Tensorflow/Keras folks, you are not being left behind in this competition

huynhngoc · February 18, 2022, 6:59pm

Have you been experienced frustration when trying to submit your solution to this competition using your favorite framework - Keras? Some might have experienced missing GPU problems, and others might get worse scores than expected. What actually happened? Does this competition hate you because of using something other than PyTorch?

Here I will cover two problems that tensorflow/keras users would experience when submitting your solutions.

1. Your code is not running on GPUs
While others folks can just directly set gpu:true in the aicrowd.json file and the GPU will automatically work, tf.keras users need one additional step.

You have to specify tensorflow==2.3.0 in the requirements.txt file. In addition, if you want to save your model into HDF5 format (*.h5), you must add h5py==2.10.0, or else you would get some errors while loading your model from checkpoints.
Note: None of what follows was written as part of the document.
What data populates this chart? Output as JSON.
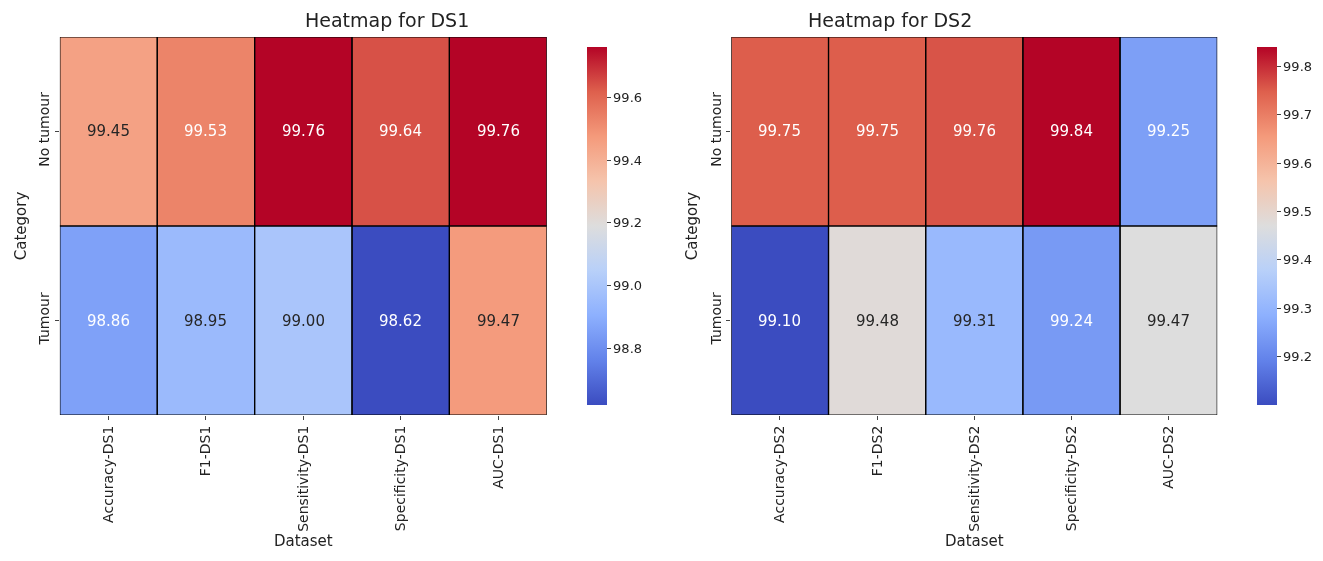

2. Your code got 0.6~0.7 accuracy when running locally, but you only got 0.2~0.4 in the leaderboard.
If you are using the ImageDataGenerator to flow_from_dataframe (the most suitable method for the file structures in this dataset), when predicting the test data, remember to:

Sort the DataFrame by filename before passing that DataFrame into the function.
Call reset() before iterating through the generator
Match the index back to the original DataFrame using the argsort() function (see code below)

# sort the dataframe
df = test_dataset.labels_df.copy().sort_values('filename').reset_index(drop=True)
# creating the ImageDataGenerator for prediction phase
image_gen = ImageDataGenerator().flow_from_dataframe(df, test_dataset.images_dir,
            x_col='filename', shuffle=False, batch_size=self.BATCH_SIZE)
# call reset before prediction
image_gen.reset()
# now the real prediction
predictions = []
steps = int(np.ceil(test_dataset.labels_df.shape[0]/self.BATCH_SIZE))
for i in range(steps):
    batch_res = self.model.predict(next(image_gen))
    predictions.extend(batch_res)
predictions = (np.array(predictions) > 0.5).astype(float)
# finally match the index back to their data
predictions = predictions[test_dataset.labels_df.sort_values('filename').index.argsort()]
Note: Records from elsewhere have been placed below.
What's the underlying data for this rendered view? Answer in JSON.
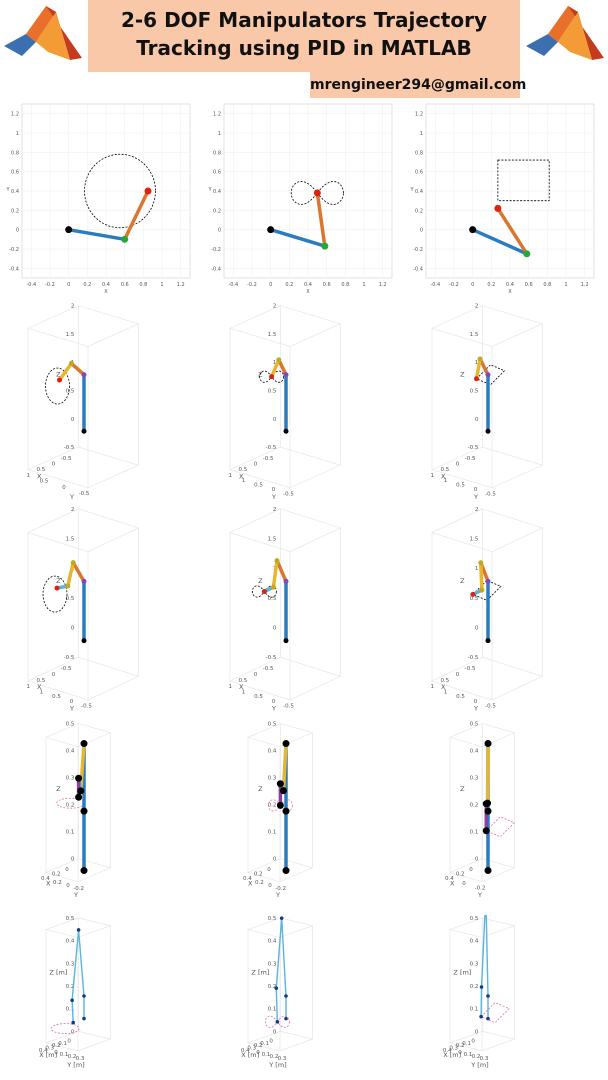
{
  "header": {
    "title_line1": "2-6 DOF Manipulators Trajectory",
    "title_line2": "Tracking using PID in MATLAB",
    "email": "mrengineer294@gmail.com"
  },
  "colors": {
    "link1": "#2b7bbf",
    "link2": "#d9772e",
    "link3": "#e6b62e",
    "link4": "#5ab4e0",
    "link5": "#8b3fa0",
    "joint_black": "#000000",
    "joint_green": "#22aa33",
    "joint_red": "#dd2211",
    "joint_purple": "#8844bb",
    "path": "#000000",
    "target": "#dd2211"
  },
  "icons": {
    "left_logo": "matlab-logo-icon",
    "right_logo": "matlab-logo-icon"
  },
  "chart_data": [
    {
      "type": "2d-manipulator",
      "trajectory": "circle",
      "xticks": [
        "-0.4",
        "-0.2",
        "0",
        "0.2",
        "0.4",
        "0.6",
        "0.8",
        "1",
        "1.2"
      ],
      "yticks": [
        "1.2",
        "1",
        "0.8",
        "0.6",
        "0.4",
        "0.2",
        "0",
        "-0.2",
        "-0.4"
      ],
      "xlim": [
        -0.5,
        1.3
      ],
      "ylim": [
        -0.5,
        1.3
      ],
      "ylabel": "Y",
      "xlabel": "X",
      "joints": [
        [
          0,
          0
        ],
        [
          0.6,
          -0.1
        ],
        [
          0.85,
          0.4
        ]
      ],
      "path": {
        "cx": 0.55,
        "cy": 0.4,
        "r": 0.38
      }
    },
    {
      "type": "2d-manipulator",
      "trajectory": "figure-eight",
      "xticks": [
        "-0.4",
        "-0.2",
        "0",
        "0.2",
        "0.4",
        "0.6",
        "0.8",
        "1",
        "1.2"
      ],
      "yticks": [
        "1.2",
        "1",
        "0.8",
        "0.6",
        "0.4",
        "0.2",
        "0",
        "-0.2",
        "-0.4"
      ],
      "xlim": [
        -0.5,
        1.3
      ],
      "ylim": [
        -0.5,
        1.3
      ],
      "ylabel": "Y",
      "xlabel": "X",
      "joints": [
        [
          0,
          0
        ],
        [
          0.58,
          -0.17
        ],
        [
          0.5,
          0.38
        ]
      ],
      "path": {
        "cx": 0.5,
        "cy": 0.38,
        "a": 0.28
      }
    },
    {
      "type": "2d-manipulator",
      "trajectory": "square",
      "xticks": [
        "-0.4",
        "-0.2",
        "0",
        "0.2",
        "0.4",
        "0.6",
        "0.8",
        "1",
        "1.2"
      ],
      "yticks": [
        "1.2",
        "1",
        "0.8",
        "0.6",
        "0.4",
        "0.2",
        "0",
        "-0.2",
        "-0.4"
      ],
      "xlim": [
        -0.5,
        1.3
      ],
      "ylim": [
        -0.5,
        1.3
      ],
      "ylabel": "Y",
      "xlabel": "X",
      "joints": [
        [
          0,
          0
        ],
        [
          0.58,
          -0.25
        ],
        [
          0.27,
          0.22
        ]
      ],
      "path": {
        "x0": 0.27,
        "y0": 0.3,
        "x1": 0.82,
        "y1": 0.72
      }
    },
    {
      "type": "3d-manipulator",
      "trajectory": "circle",
      "zticks": [
        "2",
        "1.5",
        "1",
        "0.5",
        "0",
        "-0.5"
      ],
      "xticks": [
        "-0.5",
        "0",
        "0.5",
        "1"
      ],
      "yticks": [
        "0.5",
        "0",
        "-0.5"
      ],
      "xlabel": "X",
      "ylabel": "Y",
      "zlabel": "Z",
      "joints": [
        [
          0,
          0,
          0
        ],
        [
          0,
          0,
          1
        ],
        [
          0.35,
          0,
          1.3
        ],
        [
          0.68,
          0,
          1.1
        ]
      ]
    },
    {
      "type": "3d-manipulator",
      "trajectory": "figure-eight",
      "zticks": [
        "2",
        "1.5",
        "1",
        "0.5",
        "0",
        "-0.5"
      ],
      "xticks": [
        "-0.5",
        "0",
        "0.5",
        "1"
      ],
      "yticks": [
        "1",
        "0.5",
        "0",
        "-0.5"
      ],
      "xlabel": "X",
      "ylabel": "Y",
      "zlabel": "Z",
      "joints": [
        [
          0,
          0,
          0
        ],
        [
          0,
          0,
          1
        ],
        [
          0.2,
          0,
          1.32
        ],
        [
          0.4,
          0,
          1.08
        ]
      ]
    },
    {
      "type": "3d-manipulator",
      "trajectory": "square",
      "zticks": [
        "2",
        "1.5",
        "1",
        "0.5",
        "0",
        "-0.5"
      ],
      "xticks": [
        "-0.5",
        "0",
        "0.5",
        "1"
      ],
      "yticks": [
        "1",
        "0.5",
        "0",
        "-0.5"
      ],
      "xlabel": "X",
      "ylabel": "Y",
      "zlabel": "Z",
      "joints": [
        [
          0,
          0,
          0
        ],
        [
          0,
          0,
          1
        ],
        [
          0.22,
          0,
          1.34
        ],
        [
          0.32,
          0,
          1.02
        ]
      ]
    },
    {
      "type": "3d-manipulator",
      "trajectory": "circle",
      "zticks": [
        "2",
        "1.5",
        "1",
        "0.5",
        "0",
        "-0.5"
      ],
      "xticks": [
        "-0.5",
        "0",
        "0.5",
        "1"
      ],
      "yticks": [
        "1",
        "0.5",
        "0",
        "-0.5"
      ],
      "xlabel": "X",
      "ylabel": "Y",
      "zlabel": "Z",
      "joints": [
        [
          0,
          0,
          0
        ],
        [
          0,
          0,
          1
        ],
        [
          0.3,
          0,
          1.4
        ],
        [
          0.45,
          0,
          1.05
        ],
        [
          0.75,
          0,
          1.1
        ]
      ]
    },
    {
      "type": "3d-manipulator",
      "trajectory": "figure-eight",
      "zticks": [
        "2",
        "1.5",
        "1",
        "0.5",
        "0",
        "-0.5"
      ],
      "xticks": [
        "-0.5",
        "0",
        "0.5",
        "1"
      ],
      "yticks": [
        "1",
        "0.5",
        "0",
        "-0.5"
      ],
      "xlabel": "X",
      "ylabel": "Y",
      "zlabel": "Z",
      "joints": [
        [
          0,
          0,
          0
        ],
        [
          0,
          0,
          1
        ],
        [
          0.25,
          0,
          1.42
        ],
        [
          0.35,
          0,
          1.0
        ],
        [
          0.6,
          0,
          1.0
        ]
      ]
    },
    {
      "type": "3d-manipulator",
      "trajectory": "square",
      "zticks": [
        "2",
        "1.5",
        "1",
        "0.5",
        "0",
        "-0.5"
      ],
      "xticks": [
        "-0.5",
        "0",
        "0.5",
        "1"
      ],
      "yticks": [
        "1",
        "0.5",
        "0",
        "-0.5"
      ],
      "xlabel": "X",
      "ylabel": "Y",
      "zlabel": "Z",
      "joints": [
        [
          0,
          0,
          0
        ],
        [
          0,
          0,
          1
        ],
        [
          0.2,
          0,
          1.37
        ],
        [
          0.17,
          0,
          0.9
        ],
        [
          0.42,
          0,
          0.9
        ]
      ]
    },
    {
      "type": "3d-manipulator",
      "trajectory": "circle",
      "zticks": [
        "0.5",
        "0.4",
        "0.3",
        "0.2",
        "0.1",
        "0"
      ],
      "xticks": [
        "0",
        "0.2",
        "0.4"
      ],
      "yticks": [
        "0.2",
        "0",
        "-0.2"
      ],
      "xlabel": "X",
      "ylabel": "Y",
      "zlabel": "Z",
      "joints": [
        [
          0,
          0,
          0
        ],
        [
          0,
          0,
          0.22
        ],
        [
          0,
          0,
          0.47
        ],
        [
          0.15,
          0,
          0.3
        ],
        [
          0.25,
          0,
          0.35
        ],
        [
          0.25,
          0,
          0.28
        ]
      ]
    },
    {
      "type": "3d-manipulator",
      "trajectory": "figure-eight",
      "zticks": [
        "0.5",
        "0.4",
        "0.3",
        "0.2",
        "0.1",
        "0"
      ],
      "xticks": [
        "0",
        "0.2",
        "0.4"
      ],
      "yticks": [
        "0.2",
        "0",
        "-0.2"
      ],
      "xlabel": "X",
      "ylabel": "Y",
      "zlabel": "Z",
      "joints": [
        [
          0,
          0,
          0
        ],
        [
          0,
          0,
          0.22
        ],
        [
          0,
          0,
          0.47
        ],
        [
          0.12,
          0,
          0.3
        ],
        [
          0.26,
          0,
          0.33
        ],
        [
          0.26,
          0,
          0.25
        ]
      ]
    },
    {
      "type": "3d-manipulator",
      "trajectory": "square",
      "zticks": [
        "0.5",
        "0.4",
        "0.3",
        "0.2",
        "0.1",
        "0"
      ],
      "xticks": [
        "0",
        "0.2",
        "0.4"
      ],
      "yticks": [
        "0",
        "-0.2"
      ],
      "xlabel": "X",
      "ylabel": "Y",
      "zlabel": "Z",
      "joints": [
        [
          0,
          0,
          0
        ],
        [
          0,
          0,
          0.22
        ],
        [
          0,
          0,
          0.47
        ],
        [
          0.02,
          0,
          0.25
        ],
        [
          0.08,
          0,
          0.25
        ],
        [
          0.08,
          0,
          0.15
        ]
      ]
    },
    {
      "type": "3d-manipulator",
      "trajectory": "circle",
      "zticks": [
        "0.5",
        "0.4",
        "0.3",
        "0.2",
        "0.1",
        "0"
      ],
      "xticks": [
        "0",
        "0.1",
        "0.2",
        "0.3",
        "0.4"
      ],
      "yticks": [
        "0",
        "0.1",
        "0.2",
        "0.3"
      ],
      "xlabel": "X [m]",
      "ylabel": "Y [m]",
      "zlabel": "Z [m]",
      "joints": [
        [
          0,
          0,
          0.1
        ],
        [
          0,
          0,
          0.2
        ],
        [
          0.25,
          0,
          0.5
        ],
        [
          0.55,
          0,
          0.2
        ],
        [
          0.5,
          0,
          0.1
        ]
      ]
    },
    {
      "type": "3d-manipulator",
      "trajectory": "figure-eight",
      "zticks": [
        "0.5",
        "0.4",
        "0.3",
        "0.2",
        "0.1",
        "0"
      ],
      "xticks": [
        "0",
        "0.1",
        "0.2",
        "0.3",
        "0.4"
      ],
      "yticks": [
        "0",
        "0.1",
        "0.2",
        "0.3"
      ],
      "xlabel": "X [m]",
      "ylabel": "Y [m]",
      "zlabel": "Z [m]",
      "joints": [
        [
          0,
          0,
          0.1
        ],
        [
          0,
          0,
          0.2
        ],
        [
          0.2,
          0,
          0.55
        ],
        [
          0.45,
          0,
          0.25
        ],
        [
          0.4,
          0,
          0.1
        ]
      ]
    },
    {
      "type": "3d-manipulator",
      "trajectory": "square",
      "zticks": [
        "0.5",
        "0.4",
        "0.3",
        "0.2",
        "0.1",
        "0"
      ],
      "xticks": [
        "0",
        "0.1",
        "0.2",
        "0.3",
        "0.4"
      ],
      "yticks": [
        "0",
        "0.1",
        "0.2",
        "0.3"
      ],
      "xlabel": "X [m]",
      "ylabel": "Y [m]",
      "zlabel": "Z [m]",
      "joints": [
        [
          0,
          0,
          0.1
        ],
        [
          0,
          0,
          0.2
        ],
        [
          0.1,
          0,
          0.65
        ],
        [
          0.3,
          0,
          0.25
        ],
        [
          0.32,
          0,
          0.12
        ]
      ]
    }
  ]
}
Hope this helps tensorflow/keras users who are uncomfortable with switching platforms due to the close deadline.

PS: Don’t worry about the pretrained models; make something that works first. I got 0.7 on leaderboard training the model from scratch (no purchases).
PPS: Feel free to tell me if I’m missing something.

moto · February 19, 2022, 3:45pm

@huynhngoc : Many thanks. I did not know that we could access labels_df.